You may have heard of ROAS (Return On Ad Spend). ROAS is calculated by just adding 100% to the above calculation. So, if the ROAS was 150%, then your profit was 50% over your cost. If the ROAS was 50%, then your profit was 50% under your cost. See, to understand ROAS, just transform it into ROI. If you made no money, then the ROI would be -100%, where as the ROAS would be zero. ROAS always looks better and perhaps that’s why it’s used so often in marketing. Another KPI that is effective and can be used, whether your site is an ecommerce site or not, is Goal Conversion Rate.
A goal can be an account sign-up, email sign-up, contact form completion, as well as time spent on the site or site pages viewed. You can hone in on just one of these or add two or more of them up as an Overall Goal Conversion Rate. For the last two, just set a threshold that represents engagement on your site, like greater than 3 minutes or 5 pages. From there, you can create a Goal Value ROI – place a dollar value for each goal completed and measure that against ad spend.

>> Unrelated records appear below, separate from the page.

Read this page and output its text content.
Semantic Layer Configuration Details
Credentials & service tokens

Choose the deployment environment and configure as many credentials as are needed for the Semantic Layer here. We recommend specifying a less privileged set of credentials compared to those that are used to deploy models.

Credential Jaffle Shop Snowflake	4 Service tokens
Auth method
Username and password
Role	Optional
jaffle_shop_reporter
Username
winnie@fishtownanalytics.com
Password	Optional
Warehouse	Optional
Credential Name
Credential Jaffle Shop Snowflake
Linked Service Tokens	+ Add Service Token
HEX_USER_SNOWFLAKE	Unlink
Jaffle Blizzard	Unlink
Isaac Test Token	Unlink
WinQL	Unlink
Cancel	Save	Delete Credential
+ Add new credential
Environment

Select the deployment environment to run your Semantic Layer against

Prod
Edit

If you are not sure how much a single goal completion is worth, like an email sign-up, start with a really large number, like \$200, and work your way down to something you would consider paying for a new email subscriber. Maybe it would be \$10, for example. So, if you had a campaign targeted to attract new email subscribers and it brought you 100 new subscribers, you now know the value of that campaign to you was \$1000 (\$10 * 100). If the campaign cost was greater than that, now you know that you spent too much, since the ROI would be negative. That would be good to know, and you can avoid doing that campaign in the future, or negotiate for a lower cost.
How Many KPIs?
You should only have a handful of KPIs – the metrics that make people jump out of their seats. That doesn’t mean other metrics are useless, quite the contrary – without the other metrics, you have no idea what happened and you will fail to tell the story. In the end, all this data collection is so that you can tell the story, through the data, of what happened and how, what worked and what didn’t and why and what to do next time.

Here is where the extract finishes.